Black knot of plum and cherry trees is a widespread and serious disease throughout North America. The black knot fungus mainly affects twigs, branches, and fruit spurs, although sometimes trunks may also become diseased. Usually, infections begin on the youngest growth.
What Black Knot Looks Like
Black knot is visible as knots or elongated swellings which form on the twigs and branches. The knots develop into black, corky, cylindrical galls that range from about 1/2 to 1 1/2 inches in diameter and may be more than 12 inches long. Branches beyond the galls are often stunted or dead. Smaller twigs usually die within a year after being infected. Larger branches may live for several years before being girdled and killed by the fungus. The entire tree may gradually weaken and die if the severity of the disease increases and no effective control measures are taken.
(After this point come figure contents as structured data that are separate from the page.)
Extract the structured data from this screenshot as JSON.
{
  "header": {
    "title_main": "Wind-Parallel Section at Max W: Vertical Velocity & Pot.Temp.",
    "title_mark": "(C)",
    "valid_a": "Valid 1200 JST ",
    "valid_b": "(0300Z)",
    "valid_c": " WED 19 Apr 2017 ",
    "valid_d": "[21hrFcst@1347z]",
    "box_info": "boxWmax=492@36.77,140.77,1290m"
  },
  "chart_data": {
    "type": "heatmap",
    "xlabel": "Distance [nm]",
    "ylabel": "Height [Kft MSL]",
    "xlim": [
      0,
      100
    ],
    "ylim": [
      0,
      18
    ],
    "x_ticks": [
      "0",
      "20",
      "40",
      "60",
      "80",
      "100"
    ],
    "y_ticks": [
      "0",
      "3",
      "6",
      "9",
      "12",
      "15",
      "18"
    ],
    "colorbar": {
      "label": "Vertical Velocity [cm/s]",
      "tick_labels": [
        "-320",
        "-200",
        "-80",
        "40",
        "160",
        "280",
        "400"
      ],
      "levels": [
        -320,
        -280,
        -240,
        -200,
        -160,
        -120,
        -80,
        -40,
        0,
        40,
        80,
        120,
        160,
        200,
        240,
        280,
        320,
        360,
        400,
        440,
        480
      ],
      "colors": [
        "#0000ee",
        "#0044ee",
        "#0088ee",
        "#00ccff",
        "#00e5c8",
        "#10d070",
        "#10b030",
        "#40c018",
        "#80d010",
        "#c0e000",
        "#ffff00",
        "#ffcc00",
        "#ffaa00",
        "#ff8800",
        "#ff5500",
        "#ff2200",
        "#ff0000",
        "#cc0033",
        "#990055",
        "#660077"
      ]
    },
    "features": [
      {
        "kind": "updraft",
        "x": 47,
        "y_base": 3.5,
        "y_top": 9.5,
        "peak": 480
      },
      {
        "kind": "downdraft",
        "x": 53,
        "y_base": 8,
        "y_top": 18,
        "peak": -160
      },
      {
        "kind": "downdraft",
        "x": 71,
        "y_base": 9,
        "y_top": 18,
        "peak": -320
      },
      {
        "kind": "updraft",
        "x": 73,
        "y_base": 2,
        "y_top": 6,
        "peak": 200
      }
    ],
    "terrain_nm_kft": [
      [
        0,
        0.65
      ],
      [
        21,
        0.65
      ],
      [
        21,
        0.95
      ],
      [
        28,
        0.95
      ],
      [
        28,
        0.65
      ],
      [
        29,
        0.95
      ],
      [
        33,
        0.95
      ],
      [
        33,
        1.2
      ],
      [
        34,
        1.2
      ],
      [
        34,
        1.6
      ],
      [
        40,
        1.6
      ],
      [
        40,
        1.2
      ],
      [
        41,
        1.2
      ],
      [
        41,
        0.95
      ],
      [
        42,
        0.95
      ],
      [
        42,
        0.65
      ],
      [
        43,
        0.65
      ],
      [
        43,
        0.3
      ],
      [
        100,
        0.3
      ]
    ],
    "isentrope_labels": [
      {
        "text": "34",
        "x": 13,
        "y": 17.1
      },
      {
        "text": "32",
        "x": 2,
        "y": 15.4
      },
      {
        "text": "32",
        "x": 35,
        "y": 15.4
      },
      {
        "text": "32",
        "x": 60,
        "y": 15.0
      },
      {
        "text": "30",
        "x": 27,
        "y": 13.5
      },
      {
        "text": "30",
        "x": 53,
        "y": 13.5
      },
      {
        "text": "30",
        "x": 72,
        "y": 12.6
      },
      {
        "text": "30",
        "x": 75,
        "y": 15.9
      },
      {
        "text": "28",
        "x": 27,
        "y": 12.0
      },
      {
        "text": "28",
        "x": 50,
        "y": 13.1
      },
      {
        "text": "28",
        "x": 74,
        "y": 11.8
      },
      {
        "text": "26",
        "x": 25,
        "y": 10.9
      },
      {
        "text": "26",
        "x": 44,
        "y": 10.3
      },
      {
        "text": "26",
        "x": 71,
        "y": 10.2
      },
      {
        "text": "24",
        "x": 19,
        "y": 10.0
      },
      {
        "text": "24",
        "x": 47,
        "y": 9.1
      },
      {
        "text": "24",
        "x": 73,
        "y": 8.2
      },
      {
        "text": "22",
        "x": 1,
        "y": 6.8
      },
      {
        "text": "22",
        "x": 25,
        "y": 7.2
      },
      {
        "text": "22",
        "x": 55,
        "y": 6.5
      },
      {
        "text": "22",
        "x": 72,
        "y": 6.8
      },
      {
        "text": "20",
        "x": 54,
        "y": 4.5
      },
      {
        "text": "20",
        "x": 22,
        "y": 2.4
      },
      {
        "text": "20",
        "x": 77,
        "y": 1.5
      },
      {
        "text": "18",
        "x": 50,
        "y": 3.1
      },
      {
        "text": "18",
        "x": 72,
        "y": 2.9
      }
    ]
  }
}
Black knot is caused by a fungus that multiplies during wet spring weather. The visual symptoms are often seen 6 to 12 months after initial infection.
How to Control Black Knot
To control black knot, prune out and destroy infected twigs and branches in the fall and winter by burning or burying the pruned knots. Be sure to cut at least 4 inches below the visible signs of the knot. Large knots or cankers on main branches or the trunk should be cut out to a depth of at least 1/2 inch beyond the infection.
After each twig branch cut, be sure to sanitize your pruning tool in a mixture of 1 part bleach and 6 parts water as this helps to reduce the spread of the fungus.
In the spring spray the tree with fungicide for fruit and ornamental trees. Two or three more sprays at intervals of 7 to 10 days are required during the spring season.